Ally of late Russian opposition leader Alexey Navalny attacked in Lithuania

Associates of the late Russian opposition leader Alexey Navalny reported Tuesday night that the politician’s close ally and top strategist, Leonid Volkov, was attacked near his home in Lithuania’s capital.

Navalny’s spokesman Kira Yarmysh said in a social media post that an assailant smashed a window of Volkov’s car, sprayed tear gas into his eyes and started hitting him with a hammer. Police and an ambulance were on the way, Yarmysh said.

Lithuanian police spokesperson Ramunas Matonis confirmed to Agence France-Presse that a Russian citizen was assaulted near his home in the capital Vilnius at around 10 p.m. local time.

“A lot of police are working at the scene,” Matonis told AFP.

No suspect has not been identified and more details about the assault are expected on Wednesday morning, Matonis added.

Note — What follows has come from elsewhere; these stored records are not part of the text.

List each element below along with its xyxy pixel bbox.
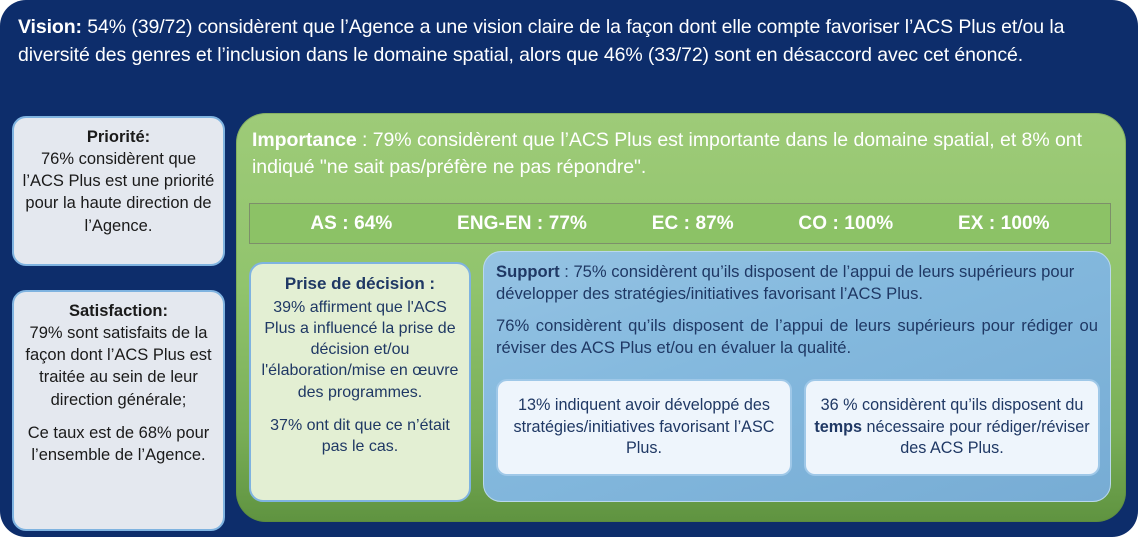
card-decision-body-1: 39% affirment que l'ACS Plus a influencé… bbox=[260, 297, 460, 403]
card-temps: 36 % considèrent qu’ils disposent du tem… bbox=[804, 379, 1100, 476]
importance-text: : 79% considèrent que l’ACS Plus est imp… bbox=[252, 129, 1082, 178]
support-paragraph-2: 76% considèrent qu’ils disposent de l’ap… bbox=[496, 315, 1098, 359]
vision-text: 54% (39/72) considèrent que l’Agence a u… bbox=[18, 16, 1064, 66]
card-prise-de-decision: Prise de décision : 39% affirment que l'… bbox=[249, 262, 471, 502]
card-decision-title: Prise de décision : bbox=[260, 273, 460, 295]
card-temps-bold: temps bbox=[814, 418, 862, 436]
stat-co: CO : 100% bbox=[798, 213, 893, 235]
vision-banner: Vision: 54% (39/72) considèrent que l’Ag… bbox=[18, 14, 1118, 69]
card-satisfaction-body-1: 79% sont satisfaits de la façon dont l’A… bbox=[22, 322, 215, 410]
support-sub-cards: 13% indiquent avoir développé des straté… bbox=[496, 379, 1100, 476]
card-satisfaction-title: Satisfaction: bbox=[22, 300, 215, 322]
card-satisfaction-body-2: Ce taux est de 68% pour l’ensemble de l’… bbox=[22, 422, 215, 466]
card-temps-text-after: nécessaire pour rédiger/réviser des ACS … bbox=[862, 418, 1090, 458]
support-para-1-text: : 75% considèrent qu’ils disposent de l’… bbox=[496, 262, 1074, 303]
infographic-root: Vision: 54% (39/72) considèrent que l’Ag… bbox=[0, 0, 1138, 537]
stat-eng-en: ENG-EN : 77% bbox=[457, 213, 587, 235]
card-priorite-title: Priorité: bbox=[22, 126, 215, 148]
support-label: Support bbox=[496, 262, 560, 281]
card-decision-body-2: 37% ont dit que ce n’était pas le cas. bbox=[260, 415, 460, 457]
importance-stats-bar: AS : 64% ENG-EN : 77% EC : 87% CO : 100%… bbox=[249, 203, 1111, 244]
card-priorite-body: 76% considèrent que l’ACS Plus est une p… bbox=[22, 148, 215, 236]
stat-as: AS : 64% bbox=[310, 213, 392, 235]
left-column: Priorité: 76% considèrent que l’ACS Plus… bbox=[12, 116, 225, 531]
importance-panel: Importance : 79% considèrent que l’ACS P… bbox=[236, 113, 1126, 522]
stat-ex: EX : 100% bbox=[958, 213, 1050, 235]
stat-ec: EC : 87% bbox=[652, 213, 734, 235]
card-strategies: 13% indiquent avoir développé des straté… bbox=[496, 379, 792, 476]
card-temps-text-before: 36 % considèrent qu’ils disposent du bbox=[821, 396, 1084, 414]
support-paragraph-1: Support : 75% considèrent qu’ils dispose… bbox=[496, 261, 1098, 305]
vision-label: Vision: bbox=[18, 16, 82, 38]
card-priorite: Priorité: 76% considèrent que l’ACS Plus… bbox=[12, 116, 225, 266]
importance-label: Importance bbox=[252, 129, 357, 151]
support-panel: Support : 75% considèrent qu’ils dispose… bbox=[483, 251, 1111, 502]
importance-heading: Importance : 79% considèrent que l’ACS P… bbox=[252, 127, 1108, 182]
card-satisfaction: Satisfaction: 79% sont satisfaits de la … bbox=[12, 290, 225, 531]
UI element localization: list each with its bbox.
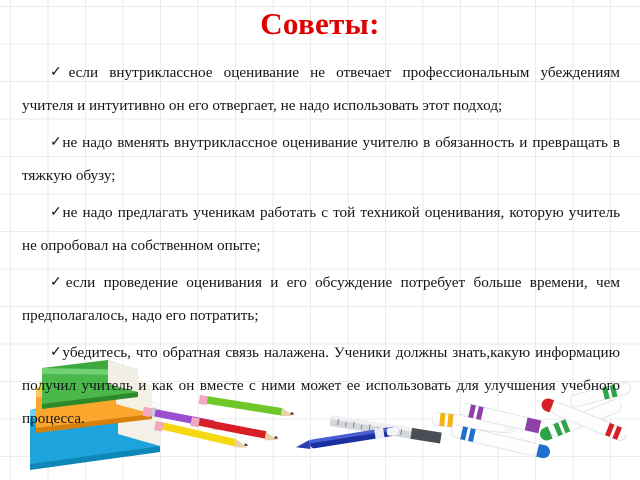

Matonis confirmed that the victim was admitted to a hospital.

Leonid Volkov
Leonid Volkov, the chief political strategist of the late Russian leader Alexei Navalny, during a visit to the European Parliament in Strasbourg, France, in 2021. 

Jean-Francois Badias / AP


The attack took place nearly a month after Navalny’s unexplained death in a remote Arctic penal colony. Navalny, Russian President Vladimir Putin’s fiercest critic, was serving a 19-year prison term there on the charges of extremism widely seen as politically motivated.

Navalny, an anti-corruption campaigner and Russia’s best-known opposition politician, had been jailed since January 2021, when he returned to Moscow to face certain arrest after recuperating in Germany from nerve agent poisoning he blamed on the Kremlin. His Foundation for Fighting Corruption and a network of regional offices were designated as “extremist organizations” by the Russian government that same year.

His death, reported by penitentiary officials on Feb. 16, sent shockwaves around the globe, with opposition figures and Western leaders laying the blame on the Kremlin —something officials in Moscow vehemently rejected.

The politician’s funeral in Moscow on March 1 drew thousands of supporters, a rare show of defiance in Putin’s Russia amid a ruthless crackdown on dissent. Those willing to pay tribute to Navalny, 47, kept streaming to his grave in southeastern Moscow for days after the ceremony. Navalny’s widow Yulia has vowed to continue her late husband’s work.

Volkov used to be in charge of Navalny’s regional offices and election campaigns; Navalny ran for mayor of Moscow in 2013 and sought to challenge Putin in the 2018 presidential election. Volkov left Russia several years ago under pressure from the authorities.

Last year, Volkov and his team launched a project called Navalny’s Campaigning Machine, with the goal of talking to as many Russians as possible, either by phone or online, and turning them against Putin ahead of the March 15-17 presidential election.

Not long before his death, Navalny had urged supporters to flock to the polls at noon before the final day of voting to demonstrate their discontent with the Kremlin. His allies have been actively promoting the strategy, dubbed “Noon Against Putin,” in recent weeks.